A year ago, on the cusp of iPhone X, I read that director Steven Soderbergh shot a movie entirely on an iPhone. Think about that for a moment. A feature length movie shot on an iPhone instead of using traditional film or expensive digital cameras like the RED MONSTRO 8K camera (recent iPhones can shoot 4K video).
Progress. Technological innovation, Apple style, is iterative and disruptive, though not necessarily at the same time or in any particular order. Iterative innovations are visible in the annual iPhone updates– camera, CPU, screen, iOS, etc– but combine year over year to produce a monumental difference in advancements within a decade.

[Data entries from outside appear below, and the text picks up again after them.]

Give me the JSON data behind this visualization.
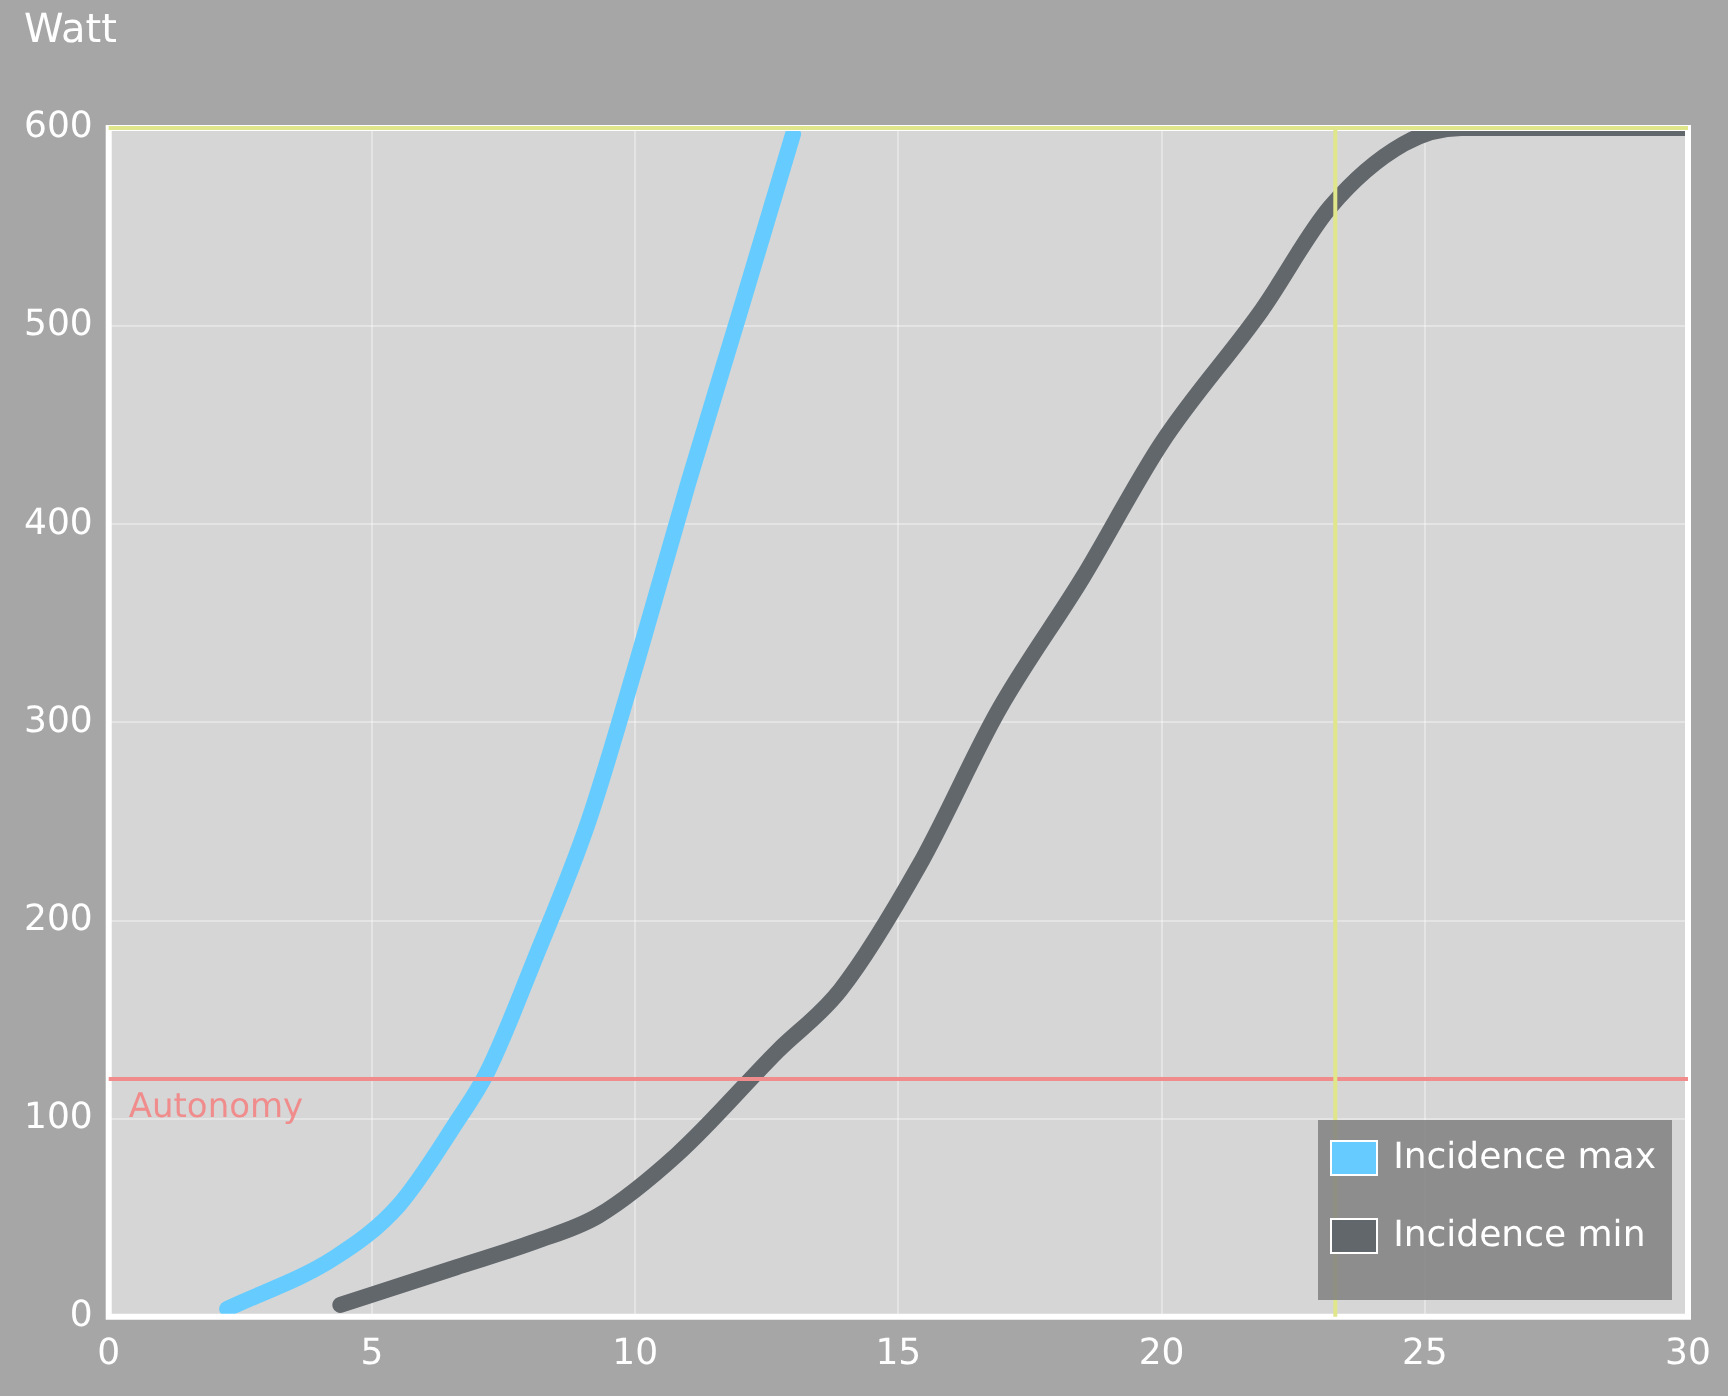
{
  "chart_data": {
    "type": "line",
    "ylabel": "Watt",
    "series": [
      {
        "name": "Incidence max",
        "color": "#66ccff",
        "x": [
          2.25,
          4.3,
          5.5,
          6.6,
          7.2,
          8.1,
          9.1,
          10.05,
          11.0,
          12.0,
          13.0
        ],
        "values": [
          4,
          30,
          56,
          98,
          124,
          181,
          249,
          332,
          420,
          508,
          597
        ]
      },
      {
        "name": "Incidence min",
        "color": "#62676b",
        "x": [
          4.4,
          6.6,
          8.1,
          9.3,
          10.8,
          12.7,
          13.9,
          15.4,
          16.9,
          18.5,
          20,
          21.9,
          23.2,
          24.6,
          25.7,
          26.9,
          30
        ],
        "values": [
          6,
          25,
          38,
          51,
          82,
          134,
          165,
          228,
          306,
          373,
          441,
          508,
          560,
          592,
          600,
          600,
          600
        ]
      }
    ],
    "xlim": [
      0,
      30
    ],
    "xticks": [
      0,
      5,
      10,
      15,
      20,
      25,
      30
    ],
    "ylim": [
      0,
      600
    ],
    "yticks": [
      0,
      100,
      200,
      300,
      400,
      500,
      600
    ],
    "grid": true,
    "legend": "bottom right",
    "marker": "none",
    "line_style": "solid",
    "ref_lines": [
      {
        "axis": "y",
        "value": 120,
        "label": "Autonomy",
        "color": "#f08c8c"
      },
      {
        "axis": "x",
        "value": 23.3,
        "color": "#e0e68a"
      },
      {
        "axis": "y",
        "value": 600,
        "color": "#e0e68a"
      }
    ]
  }
}
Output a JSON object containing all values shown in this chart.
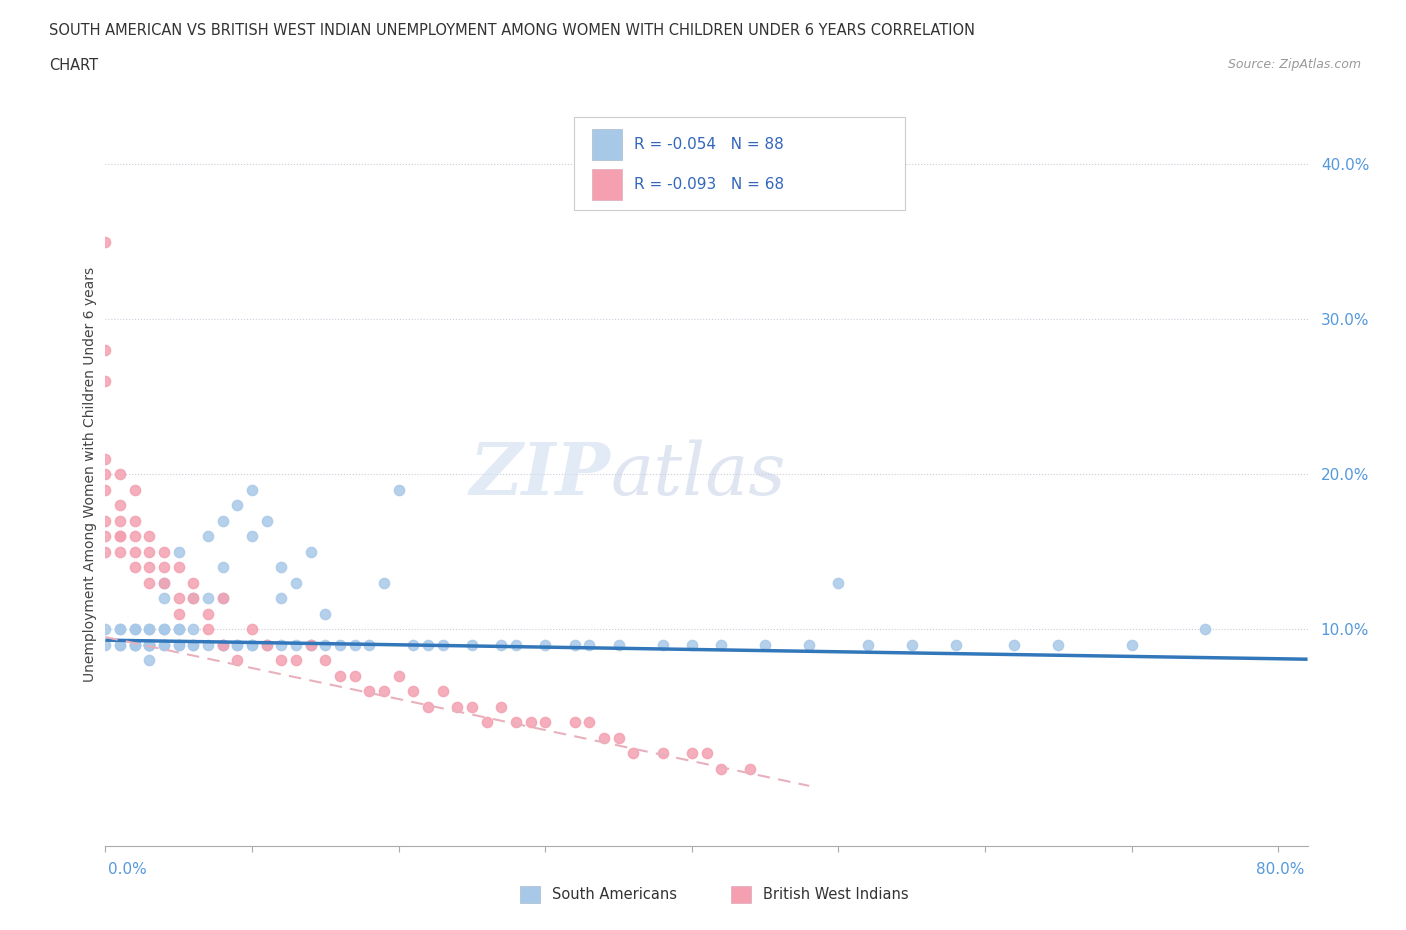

Personal photographs from the early iPhones were anything but competitive to entry level DSLRs or point-and-shoot cameras of the era. Today’s iPhones are good enough to shoot movies and display HDR content; not to mention 4K video, slow-motion, and time-lapse. All in a device that fits into your pocket.
Along the way Apple also introduced more disruptive technology. Passwords were replaced with fingerprint scanners in Touch ID that is replace with facial recognition in Face ID, visible now in iPhone X. It just works. It’s Apple’s typical blend of convenience and security. How good will Face ID and the TrueDepth camera and sensor array be a decade from now?
To be honest, just a quick look backwards a few decades reveals startling changes. In a previous life just a few decades I worked for a small radio and TV commercial production company. Think giant video tape recorders, A-B roll, multi-track audio recorders, and all the associated equipment used by professionals of the era. Absolutely everything we could produce back then on very expensive cameras, tape recorders, and studio editing equipment can be produced today with a Mac, iPhone, and a decent microphone. And the Mac is there simply because it’s faster to edit video on the Mac’s larger screen than the iPhone’s screen. Swap out the Mac for an iPad and the capability and quality remains but at a lower price tag.
For most of Apple’s customers, the iPhone is the center device in their lives; one that captures and stores and shares moments in photos and videos, but also allows people to connect with others almost anywhere in the world. That is a massive change that has occurred only in the last decade. More than 3-billion people have smartphones which do, in varying degrees of quality, what an iPhone X can do.
Now, let’s look back at that period from 2007 to now and give consideration to the changes we will see from 2018 to a decade later. What’s coming? Already we see Apple planting itself as the 4K HDR leader, a level of quality which will make many television stars and news reporters look like relics from a century ago. What else is coming? Apple Glasses? Health implants? And what effect will all these future changes have upon society? We’ve already seen an upheaval with the use of social media on our devices? Will totalitarian governments rule with an iron fist in a decade? Or, will there be mostly digital anarchy?
As Bob Dylan said, “The times they are-a-changin’.”